***

— Камилла? — Давин быстро спустился вниз, едва лишь ему доложили о приезде миледи Тионит. — Что случилось? Почему вы приехали?

Он вновь чувствовал ту же боль, которая, казалось, в последнее время несколько утихла и заползла в тёмные складки души, как мышь ныряет в щель под половицей, но продолжает смотреть оттуда чёрными бусинками глаз. Разрыв с Увиллом, а главное — осознание того, что тот, кого он почитал своим сыном и та, которая будила в его сердце давно уснувшую нежность, оказались убийцами того, которого он когда-то считал другом, сильно подкосили лорда Олтендейла. За последний год Давин очень постарел…

Он не простил Увилла и не простил Камиллу, хотя и по разным причинам. Увилл был виноват, чудовищно виноват в том, что сотворил всё это и, главное, втянул в своё преступление сестру. Ну а Камиллу Давин винил за то, что она, решившись на убийство, лишилась своей чистоты и невинности, и в этом было её предательство по отношению к нему. Временами он почти ненавидел её. Что же касается Увилла, то его он ненавидел со всей силой человека с безнадёжно разбитым сердцем.

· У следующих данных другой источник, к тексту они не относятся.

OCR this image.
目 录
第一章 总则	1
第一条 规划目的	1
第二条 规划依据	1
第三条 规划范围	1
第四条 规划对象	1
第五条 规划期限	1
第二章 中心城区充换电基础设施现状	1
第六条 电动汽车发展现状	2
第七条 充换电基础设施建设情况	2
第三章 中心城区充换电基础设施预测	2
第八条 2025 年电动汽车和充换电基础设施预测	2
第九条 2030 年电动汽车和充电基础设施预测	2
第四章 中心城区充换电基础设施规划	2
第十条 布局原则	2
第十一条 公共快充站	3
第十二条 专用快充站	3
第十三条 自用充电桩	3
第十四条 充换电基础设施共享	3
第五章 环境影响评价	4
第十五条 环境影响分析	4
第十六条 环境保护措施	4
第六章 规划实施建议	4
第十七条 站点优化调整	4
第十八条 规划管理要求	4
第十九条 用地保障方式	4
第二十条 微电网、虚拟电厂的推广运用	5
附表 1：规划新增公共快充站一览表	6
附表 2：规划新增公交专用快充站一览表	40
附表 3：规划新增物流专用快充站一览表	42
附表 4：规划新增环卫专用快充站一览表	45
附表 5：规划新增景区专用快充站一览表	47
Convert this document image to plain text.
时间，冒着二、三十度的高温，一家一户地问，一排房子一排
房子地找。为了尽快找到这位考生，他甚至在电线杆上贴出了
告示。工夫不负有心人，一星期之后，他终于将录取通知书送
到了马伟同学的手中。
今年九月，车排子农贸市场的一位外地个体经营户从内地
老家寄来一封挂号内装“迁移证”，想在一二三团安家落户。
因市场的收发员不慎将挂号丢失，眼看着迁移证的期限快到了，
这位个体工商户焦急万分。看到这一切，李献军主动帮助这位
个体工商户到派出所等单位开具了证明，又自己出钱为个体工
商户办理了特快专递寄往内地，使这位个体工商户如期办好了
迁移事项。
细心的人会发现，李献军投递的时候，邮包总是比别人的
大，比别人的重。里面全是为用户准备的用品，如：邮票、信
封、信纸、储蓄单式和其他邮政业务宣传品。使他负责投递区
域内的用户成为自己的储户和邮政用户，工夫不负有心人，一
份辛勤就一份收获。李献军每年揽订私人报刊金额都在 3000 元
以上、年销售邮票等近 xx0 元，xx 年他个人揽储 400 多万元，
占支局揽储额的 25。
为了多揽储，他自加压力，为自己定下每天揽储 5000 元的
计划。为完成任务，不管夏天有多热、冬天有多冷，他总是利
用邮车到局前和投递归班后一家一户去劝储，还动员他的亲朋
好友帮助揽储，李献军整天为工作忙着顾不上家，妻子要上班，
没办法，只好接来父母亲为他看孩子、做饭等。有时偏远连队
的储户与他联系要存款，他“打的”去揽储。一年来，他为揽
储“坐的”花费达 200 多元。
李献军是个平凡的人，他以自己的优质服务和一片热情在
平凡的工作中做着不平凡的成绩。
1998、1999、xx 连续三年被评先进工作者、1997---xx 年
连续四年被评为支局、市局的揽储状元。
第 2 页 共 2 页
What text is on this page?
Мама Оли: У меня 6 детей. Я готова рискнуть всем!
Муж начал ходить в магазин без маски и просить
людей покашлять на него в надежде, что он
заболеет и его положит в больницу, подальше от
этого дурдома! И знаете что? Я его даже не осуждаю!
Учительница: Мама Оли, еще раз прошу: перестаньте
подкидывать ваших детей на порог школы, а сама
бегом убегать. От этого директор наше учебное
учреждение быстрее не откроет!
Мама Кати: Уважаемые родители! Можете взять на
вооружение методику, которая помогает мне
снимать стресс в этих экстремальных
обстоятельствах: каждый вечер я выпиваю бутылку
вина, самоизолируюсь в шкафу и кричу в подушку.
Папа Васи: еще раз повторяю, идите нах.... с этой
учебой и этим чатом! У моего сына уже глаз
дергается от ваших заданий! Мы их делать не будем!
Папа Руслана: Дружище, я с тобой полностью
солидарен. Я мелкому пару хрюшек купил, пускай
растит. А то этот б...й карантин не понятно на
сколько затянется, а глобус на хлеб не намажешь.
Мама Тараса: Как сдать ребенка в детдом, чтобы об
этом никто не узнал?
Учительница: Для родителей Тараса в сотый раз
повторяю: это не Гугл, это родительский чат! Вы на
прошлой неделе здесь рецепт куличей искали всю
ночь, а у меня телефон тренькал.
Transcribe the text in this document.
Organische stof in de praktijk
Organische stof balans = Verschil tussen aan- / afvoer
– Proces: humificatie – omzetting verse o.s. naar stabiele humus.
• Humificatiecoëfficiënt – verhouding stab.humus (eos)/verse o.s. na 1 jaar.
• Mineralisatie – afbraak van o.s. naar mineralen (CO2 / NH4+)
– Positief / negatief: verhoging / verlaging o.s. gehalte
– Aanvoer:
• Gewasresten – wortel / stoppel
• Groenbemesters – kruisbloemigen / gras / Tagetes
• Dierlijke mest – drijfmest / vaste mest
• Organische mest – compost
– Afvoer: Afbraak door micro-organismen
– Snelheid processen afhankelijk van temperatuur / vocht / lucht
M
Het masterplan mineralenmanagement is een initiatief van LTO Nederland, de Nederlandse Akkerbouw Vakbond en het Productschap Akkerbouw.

Однако сейчас, видя это милое лицо, всё ещё бледное и скорбное, Давин на мгновение позабыл о своей ненависти. Он за минувшие два года настолько истосковался, что сейчас с жадностью упивался счастьем видеть Камиллу, пусть и счастье это обещало быть весьма быстротечным.

Камилла же, как всегда изящная даже в этом дорожном плаще, с явной теплотой глядела на Давина, и её бледные губы складывались в так несвойственную для неё улыбку.

— Здравствуйте, мой лорд, — склонилась она в глубоком реверансе. — Не беспокойтесь, ничего не случилось… Пока что…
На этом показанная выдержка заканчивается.